Kala tidak tahu sejak kapan mata Mama kembali basah. Yang ia tahu, saat wanita itu menggeser duduknya mendekat dan menyentuh pundaknya, hujan di luar seperti berpindah ke mata Mama.

"Selama apa pun kamu pergi, kamu tetap anak Mama. Mama akan selalu senang menyambut kedatangan kamu, kapan pun itu. Dan kamu akan selalu punya tempat di rumah ini."

Kalimat Mama terdengar begitu sempurna sampai Kala ingin sekali mempercayai segalanya. Ia ingin percaya bahwa memang masih ada tempat di rumah ini untuknya dan Mama masih mencintainya sama besar seperti dulu. Namun, ketika ia melihat lagi sudut-sudut rumah ini, rasanya jadi sulit sekali. Mama memintanya percaya bahwa ia masih akan selalu diterima di sini, di saat rumah itu bahkan tidak memiliki kenangannya sama sekali.

Kalau memang mereka tidak berniat melupakannya, seharusnya foto ia dan Denta masih ada di meja. Seharusnya Mama tidak pernah menggantinya dengan yang baru, dan mengisi kekosongan di sana hanya dengan foto kelulusan Denta.
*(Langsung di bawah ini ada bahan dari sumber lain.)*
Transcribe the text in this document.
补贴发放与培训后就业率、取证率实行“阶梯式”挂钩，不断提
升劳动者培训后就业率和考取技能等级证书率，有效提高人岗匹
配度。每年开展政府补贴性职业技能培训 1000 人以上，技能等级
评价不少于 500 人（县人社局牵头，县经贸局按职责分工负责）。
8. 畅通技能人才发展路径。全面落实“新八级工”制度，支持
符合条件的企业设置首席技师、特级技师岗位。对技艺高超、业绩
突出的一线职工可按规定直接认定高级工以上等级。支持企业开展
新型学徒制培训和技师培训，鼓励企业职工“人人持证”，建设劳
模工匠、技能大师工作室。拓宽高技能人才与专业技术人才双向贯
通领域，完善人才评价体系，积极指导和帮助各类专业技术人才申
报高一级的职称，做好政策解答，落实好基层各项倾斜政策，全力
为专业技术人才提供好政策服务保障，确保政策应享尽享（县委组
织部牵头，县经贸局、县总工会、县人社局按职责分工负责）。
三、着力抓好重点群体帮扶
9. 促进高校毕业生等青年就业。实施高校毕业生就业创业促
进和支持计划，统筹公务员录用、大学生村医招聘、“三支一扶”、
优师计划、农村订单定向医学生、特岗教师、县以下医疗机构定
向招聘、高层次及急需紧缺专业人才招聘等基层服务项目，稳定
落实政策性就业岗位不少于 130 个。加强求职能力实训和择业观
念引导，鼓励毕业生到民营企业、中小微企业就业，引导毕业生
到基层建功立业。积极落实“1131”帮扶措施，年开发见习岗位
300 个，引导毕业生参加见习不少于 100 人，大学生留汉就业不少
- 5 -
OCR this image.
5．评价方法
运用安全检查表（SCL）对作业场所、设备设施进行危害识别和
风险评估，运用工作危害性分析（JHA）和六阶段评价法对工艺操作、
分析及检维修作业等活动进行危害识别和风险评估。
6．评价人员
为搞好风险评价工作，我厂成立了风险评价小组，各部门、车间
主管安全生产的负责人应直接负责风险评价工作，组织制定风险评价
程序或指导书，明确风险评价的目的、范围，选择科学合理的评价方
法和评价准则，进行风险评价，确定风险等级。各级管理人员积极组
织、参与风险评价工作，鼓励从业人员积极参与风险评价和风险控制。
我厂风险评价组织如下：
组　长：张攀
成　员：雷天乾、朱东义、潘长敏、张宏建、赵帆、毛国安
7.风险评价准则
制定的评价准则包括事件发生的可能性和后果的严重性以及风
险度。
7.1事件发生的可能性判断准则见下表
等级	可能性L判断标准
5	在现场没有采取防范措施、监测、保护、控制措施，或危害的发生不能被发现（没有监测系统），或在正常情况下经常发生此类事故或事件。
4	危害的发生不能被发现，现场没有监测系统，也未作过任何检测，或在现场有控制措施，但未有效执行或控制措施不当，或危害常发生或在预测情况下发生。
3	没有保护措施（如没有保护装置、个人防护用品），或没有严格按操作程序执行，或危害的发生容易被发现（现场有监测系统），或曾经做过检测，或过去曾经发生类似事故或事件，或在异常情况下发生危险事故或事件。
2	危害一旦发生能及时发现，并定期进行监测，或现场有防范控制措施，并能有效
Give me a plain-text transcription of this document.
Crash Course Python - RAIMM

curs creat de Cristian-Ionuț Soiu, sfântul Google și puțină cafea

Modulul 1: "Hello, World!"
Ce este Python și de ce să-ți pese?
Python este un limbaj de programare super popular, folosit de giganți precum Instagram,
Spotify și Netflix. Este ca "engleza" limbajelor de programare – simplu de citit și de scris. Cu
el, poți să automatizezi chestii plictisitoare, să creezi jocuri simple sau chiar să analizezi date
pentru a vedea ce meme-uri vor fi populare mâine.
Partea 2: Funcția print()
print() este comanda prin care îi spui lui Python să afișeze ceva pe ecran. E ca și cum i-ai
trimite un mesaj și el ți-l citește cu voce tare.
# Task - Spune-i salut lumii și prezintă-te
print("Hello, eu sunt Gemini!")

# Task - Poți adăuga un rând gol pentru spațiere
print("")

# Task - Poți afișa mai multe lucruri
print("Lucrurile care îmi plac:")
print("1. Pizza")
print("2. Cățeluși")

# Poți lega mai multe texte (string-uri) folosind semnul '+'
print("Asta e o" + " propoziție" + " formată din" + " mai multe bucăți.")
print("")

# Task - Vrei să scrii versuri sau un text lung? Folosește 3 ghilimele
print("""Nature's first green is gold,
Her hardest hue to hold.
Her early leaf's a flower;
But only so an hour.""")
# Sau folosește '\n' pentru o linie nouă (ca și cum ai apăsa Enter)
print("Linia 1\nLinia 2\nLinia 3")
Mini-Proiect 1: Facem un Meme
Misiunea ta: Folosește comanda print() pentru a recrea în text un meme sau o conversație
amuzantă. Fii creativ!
"Kalau gitu ... aku boleh peluk Mama?"

Karena hanya dengan itu, Kala mungkin akan merasa sedikit lebih tenang. Hanya dengan itu, ia mungkin akan percaya bahwa kehadirannya di sana masih diharapkan. Dan di detik setelah itu Mama pun maju lebih dulu untuk memeluknya. Mengusap-usap punggungnya, lalu menangis di sana.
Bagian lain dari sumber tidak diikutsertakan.